3About three or four words are lost by the tear in the MS. These may have been “Lots in Towns where” or “City Lots where,” as the last part of the next paragraph suggests. When the commissioners and assessors of Philadelphia Co. forced Penn to apply to the Assembly for a supplementary act, January 30, and he had received the proposed bill, he sent it back, February 9, with an amendment “respecting the Taxation of the Proprietarie’s Lots in Burroughs and Towns.” Pa. Col. Recs., IX, 244. The nature of this amendment is not indicated, but the directions the governor had received related only to the taxation of “located uncultivated lands” and did not mention the Penns’ unoccupied town lots as such. It seems probable, therefore, that the Assembly bill provided that both the Proprietors’ rural “located uncultivated lands” and their urban lots should be taxed on the same basis as other men’s property “of the same circumstances of situation, kind and quality,” while the governor refused to apply the principle of equality to urban lots. In any case, the Assembly declined to accept his amendment and the bill failed of passage. 8 Pa. Arch., VII, 1741.

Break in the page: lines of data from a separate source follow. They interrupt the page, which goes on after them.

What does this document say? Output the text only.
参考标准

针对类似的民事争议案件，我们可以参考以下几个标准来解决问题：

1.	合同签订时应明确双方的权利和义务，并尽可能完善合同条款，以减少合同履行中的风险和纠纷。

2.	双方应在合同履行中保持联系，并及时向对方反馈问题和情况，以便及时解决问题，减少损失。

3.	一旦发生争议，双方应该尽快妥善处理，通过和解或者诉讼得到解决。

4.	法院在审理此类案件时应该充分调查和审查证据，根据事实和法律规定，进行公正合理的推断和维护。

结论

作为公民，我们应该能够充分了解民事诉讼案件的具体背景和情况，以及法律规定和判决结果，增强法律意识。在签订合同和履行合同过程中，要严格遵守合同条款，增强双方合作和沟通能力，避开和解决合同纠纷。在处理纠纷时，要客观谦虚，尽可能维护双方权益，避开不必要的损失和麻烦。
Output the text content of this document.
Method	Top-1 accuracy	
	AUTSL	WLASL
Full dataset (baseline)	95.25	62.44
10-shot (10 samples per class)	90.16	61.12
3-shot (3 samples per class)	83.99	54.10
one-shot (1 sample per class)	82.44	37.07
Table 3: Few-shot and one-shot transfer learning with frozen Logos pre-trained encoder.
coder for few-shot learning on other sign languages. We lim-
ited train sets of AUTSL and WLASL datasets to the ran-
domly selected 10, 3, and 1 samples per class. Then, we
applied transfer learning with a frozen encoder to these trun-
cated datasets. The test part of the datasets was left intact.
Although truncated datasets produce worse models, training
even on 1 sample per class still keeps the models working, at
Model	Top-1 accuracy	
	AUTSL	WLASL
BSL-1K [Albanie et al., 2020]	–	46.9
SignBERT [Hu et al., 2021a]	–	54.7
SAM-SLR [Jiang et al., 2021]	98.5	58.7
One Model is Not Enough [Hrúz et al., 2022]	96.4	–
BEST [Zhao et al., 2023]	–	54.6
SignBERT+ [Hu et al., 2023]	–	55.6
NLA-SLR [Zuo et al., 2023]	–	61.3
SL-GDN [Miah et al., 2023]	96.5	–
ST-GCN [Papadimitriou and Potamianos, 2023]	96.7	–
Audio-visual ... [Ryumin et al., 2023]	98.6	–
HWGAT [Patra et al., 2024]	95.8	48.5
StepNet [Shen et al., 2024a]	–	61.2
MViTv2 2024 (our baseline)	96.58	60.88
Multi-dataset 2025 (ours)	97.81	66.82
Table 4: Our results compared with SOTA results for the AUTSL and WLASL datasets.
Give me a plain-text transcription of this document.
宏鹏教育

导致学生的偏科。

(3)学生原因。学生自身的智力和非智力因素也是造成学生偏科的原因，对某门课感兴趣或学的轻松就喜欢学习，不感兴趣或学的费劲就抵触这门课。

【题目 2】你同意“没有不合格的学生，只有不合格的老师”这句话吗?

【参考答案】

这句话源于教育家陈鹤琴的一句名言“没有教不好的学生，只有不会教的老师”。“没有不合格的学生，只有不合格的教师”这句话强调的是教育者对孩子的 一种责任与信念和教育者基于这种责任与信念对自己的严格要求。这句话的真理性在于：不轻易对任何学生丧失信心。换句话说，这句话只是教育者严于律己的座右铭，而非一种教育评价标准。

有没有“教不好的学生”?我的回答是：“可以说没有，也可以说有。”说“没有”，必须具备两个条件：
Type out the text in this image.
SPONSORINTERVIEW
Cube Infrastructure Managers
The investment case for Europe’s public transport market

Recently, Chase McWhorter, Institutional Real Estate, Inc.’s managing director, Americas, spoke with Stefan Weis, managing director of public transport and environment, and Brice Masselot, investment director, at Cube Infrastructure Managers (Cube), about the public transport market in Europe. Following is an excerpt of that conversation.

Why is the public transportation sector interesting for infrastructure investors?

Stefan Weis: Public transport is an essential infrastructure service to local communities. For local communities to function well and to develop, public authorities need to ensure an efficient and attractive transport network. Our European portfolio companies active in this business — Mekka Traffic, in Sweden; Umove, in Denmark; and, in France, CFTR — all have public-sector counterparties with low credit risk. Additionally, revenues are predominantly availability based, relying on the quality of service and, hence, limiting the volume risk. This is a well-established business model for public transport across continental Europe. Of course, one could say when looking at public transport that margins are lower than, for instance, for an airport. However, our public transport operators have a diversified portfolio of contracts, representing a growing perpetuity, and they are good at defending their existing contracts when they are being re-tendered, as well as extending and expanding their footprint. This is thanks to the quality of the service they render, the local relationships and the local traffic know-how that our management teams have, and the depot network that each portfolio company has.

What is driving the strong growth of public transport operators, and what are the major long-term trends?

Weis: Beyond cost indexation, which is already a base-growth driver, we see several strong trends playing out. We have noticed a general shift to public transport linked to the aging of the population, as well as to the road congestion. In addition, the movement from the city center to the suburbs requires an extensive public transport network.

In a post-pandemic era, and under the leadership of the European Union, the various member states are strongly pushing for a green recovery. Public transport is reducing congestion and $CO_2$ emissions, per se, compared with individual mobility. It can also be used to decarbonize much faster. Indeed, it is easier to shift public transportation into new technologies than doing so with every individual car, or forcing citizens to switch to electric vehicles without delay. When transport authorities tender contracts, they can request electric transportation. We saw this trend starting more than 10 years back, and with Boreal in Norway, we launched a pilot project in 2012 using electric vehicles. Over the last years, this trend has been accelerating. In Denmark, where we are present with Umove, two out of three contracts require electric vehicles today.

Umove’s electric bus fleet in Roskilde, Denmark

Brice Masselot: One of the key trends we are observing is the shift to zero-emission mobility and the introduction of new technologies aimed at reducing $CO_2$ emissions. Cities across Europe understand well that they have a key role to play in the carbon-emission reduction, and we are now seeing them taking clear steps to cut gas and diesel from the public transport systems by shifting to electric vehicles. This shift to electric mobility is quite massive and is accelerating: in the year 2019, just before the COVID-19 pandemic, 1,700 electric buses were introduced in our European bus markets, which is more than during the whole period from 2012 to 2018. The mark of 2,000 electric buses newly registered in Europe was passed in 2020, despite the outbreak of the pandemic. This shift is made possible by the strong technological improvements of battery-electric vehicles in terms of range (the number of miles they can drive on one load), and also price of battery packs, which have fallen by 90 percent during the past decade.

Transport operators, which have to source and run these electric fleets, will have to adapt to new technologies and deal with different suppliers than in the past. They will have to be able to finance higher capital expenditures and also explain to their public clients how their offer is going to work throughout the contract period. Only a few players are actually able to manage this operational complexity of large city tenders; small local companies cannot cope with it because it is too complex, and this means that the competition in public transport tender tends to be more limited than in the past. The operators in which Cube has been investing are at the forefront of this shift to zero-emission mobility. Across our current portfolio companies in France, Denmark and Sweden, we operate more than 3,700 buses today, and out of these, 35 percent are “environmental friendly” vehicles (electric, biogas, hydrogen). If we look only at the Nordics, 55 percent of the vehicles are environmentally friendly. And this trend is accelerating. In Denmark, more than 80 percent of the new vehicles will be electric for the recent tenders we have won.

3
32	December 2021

4Acting under authority of General Gage and Sir William Johnson, George Croghan (above, V, 64 n) was going west for the public purpose of persuading the Indians to accept peaceably the British occupation. Privately he was also planning, with the support of his secret partners, Baynton, Wharton & Morgan, and other merchants, to reopen the profitable fur trade with the Indians. He took with him large stocks of goods, ostensibly as presents but largely intended for trading purposes. Accompanied by his cousin Thomas Smallman and Lieutenant Alexander Fraser, an officer of one of the Highland regiments, he left Philadelphia on the day Galloway wrote this letter. Nicholas B. Wainwright, George Croghan Wilderness Diplomat (Chapel Hill, [1959]), pp. 213–15; Clarence W. Alvord and Clarence E. Carter, eds., The Critical Period 1763–1765 (Colls., X, Illinois State Hist. Lib., Springfield, 1915), p. 491 n.